L’Opera porta male? Solo se cantata male
Parma apre con «La forza del destino»
ELZEVIRO
L’Opera porta male? Solo se cantata male
Parma apre con «La forza del destino»
«Il gran teatro del mondo». Questa citazione ben si attaglia a definire l’Opera più eteroclita di Verdi, La forza del destino, tuttavia uno dei suoi capolavori. Non v’è unità di tempo, di luogo e d’azione. I personaggi sono sballottati dalla Spagna all’Italia fra cori di mulattieri e loro clienti, preghiere di pellegrini «che vanno al giubileo», preghiere di frati in convento, cori di soldati guidati da una zingara indovina (Rataplan). L’Opera stessa fu sballottata e rifatta. Tratta da un Dramma del duca di Rivas, venne commissionata a Verdi da Pietroburgo. Nel finale, giusta l’originale spagnolo, il tenore si precipita bestemmiando in un crepaccio che mena diritto all’inferno. Qui si abusa, diceva Totò. Verdi volle darne una versione definitiva, per fortuna, e sebbene anch’essa si termini con un’ecatombe la voce dello spirito religioso la fa spegner pianissimo in modo meditativo e commovente.
La mancanza di unità va combattuta dall’intuizione del direttore d’orchestra. Quando Gino Marinuzzi la incise nel 1942, lasciando una delle più importanti testimonianze della storia del disco, pretese che l’incisione avvenisse tutta di fila, come a teatro, perché solo così poteva imprimersi negli interpreti una partecipazione all’assurda vicenda. Un Amico carissimo mi ha insegnato tra l’altro questo: che il direttore, mentre il marchese di Calatrava apre l’Opera col fatidico «Buona notte, mia figlia» già deve pensare a «Non imprecare, umiliati», lo stupendo cantabile con che il Padre Guardiano la chiude.

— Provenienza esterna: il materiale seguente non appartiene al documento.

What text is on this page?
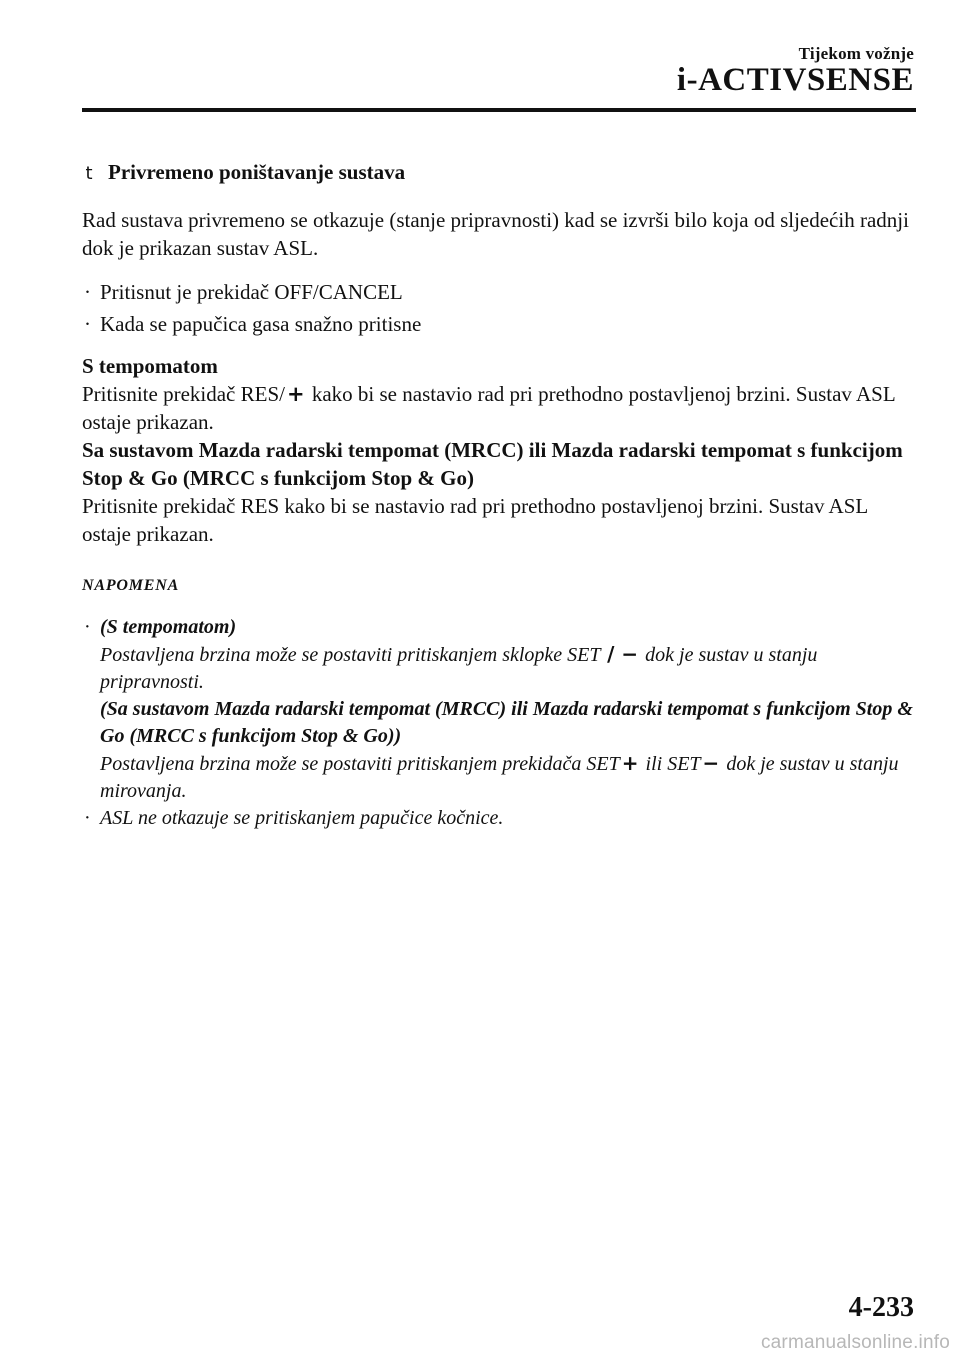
Tijekom vožnje
i-ACTIVSENSE
t Privremeno poništavanje sustava

Rad sustava privremeno se otkazuje (stanje pripravnosti) kad se izvrši bilo koja od sljedećih radnji dok je prikazan sustav ASL.

· Pritisnut je prekidač OFF/CANCEL
· Kada se papučica gasa snažno pritisne

S tempomatom

Pritisnite prekidač RES/+ kako bi se nastavio rad pri prethodno postavljenoj brzini. Sustav ASL ostaje prikazan.

Sa sustavom Mazda radarski tempomat (MRCC) ili Mazda radarski tempomat s funkcijom Stop & Go (MRCC s funkcijom Stop & Go)

Pritisnite prekidač RES kako bi se nastavio rad pri prethodno postavljenoj brzini. Sustav ASL ostaje prikazan.

NAPOMENA
· (S tempomatom)
Postavljena brzina može se postaviti pritiskanjem sklopke SET / − dok je sustav u stanju pripravnosti.
(Sa sustavom Mazda radarski tempomat (MRCC) ili Mazda radarski tempomat s funkcijom Stop & Go (MRCC s funkcijom Stop & Go))
Postavljena brzina može se postaviti pritiskanjem prekidača SET + ili SET − dok je sustav u stanju mirovanja.
· ASL ne otkazuje se pritiskanjem papučice kočnice.
4-233
carmanualsonline.info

Con La forza del destino s’è inaugurata la stagione del Teatro Regio di Parma. Trattandosi di Opera corale i primi elogi vanno alla magnifica prestazione del Coro diretto dal maestro Martino Faggiani: è difficile ascoltare un La vergine degli angeli così etereo e luminoso, un Rataplan così leggero e variato negli accenti e nelle oscillazioni ritmiche che il direttore Gianluigi Gelmetti giustamente adotta. Quanto al concertatore, non so se dirigesse il capolavoro per la prima volta. Sembrava l’avesse diretto sempre, tanta era l’esperienza e la solidità che manifestava, la perfezione negli accompagnamenti, la tensione verso la sintesi.
Alcuni cretini ritengono da generazioni che quest’Opera sia di mal augurio. Ogni mio giudizio come critico musicale è opinabile, ma quando si tratta di casi di jettatura superiorem non recognosco. E cito la battuta del maestro Tullio Serafin che diceva il capolavoro portare male quando non c’è un buon tenore, un buon soprano, un buon baritono, un buon mezzosoprano, un buon «baritono brillante». La compagnia di canto è scelta con cura. Dimitra Theodossiou è stata applauditissima per la passione della sua interpretazione che non si avvale di abuso di «vibrato». Vladimir Stoyanov, con dizione perfetta ed energia, sembra l’erede di Leo Nucci. Aquiles Machado è un Don Alvaro capace anche di cantare piano. Roberto Scandiuzzi è un degno Padre Guardiano. Carlo Lepore è un Melitone finissimo che accentua la malignità e la forza fisica del personaggio confutando in rebus la sciocca opinione di chi vede in lui una parentela con Don Abbondio, malgrado la venerazione che Verdi portava al Manzoni. La sola Mariana Pentcheva è parsa in difficoltà nel Rataplan.
Regia, scene, costumi, coreografia e luci si debbono a Stefano Poda. L’ambientazione, fascinosa alquanto, si basa sopra grandi pannelli mobili istoriati. La recitazione dei cantanti, tranne Curra (Adriana Di Paola) è curatissima. Le coreografie effettuate dal coro suscitano perplessità. Gli effetti della combinazione dei pannelli sono geniali.
Da ultimo un elogio al primo clarinetto Stefano Franceschini per i suoi begli interventi solistici.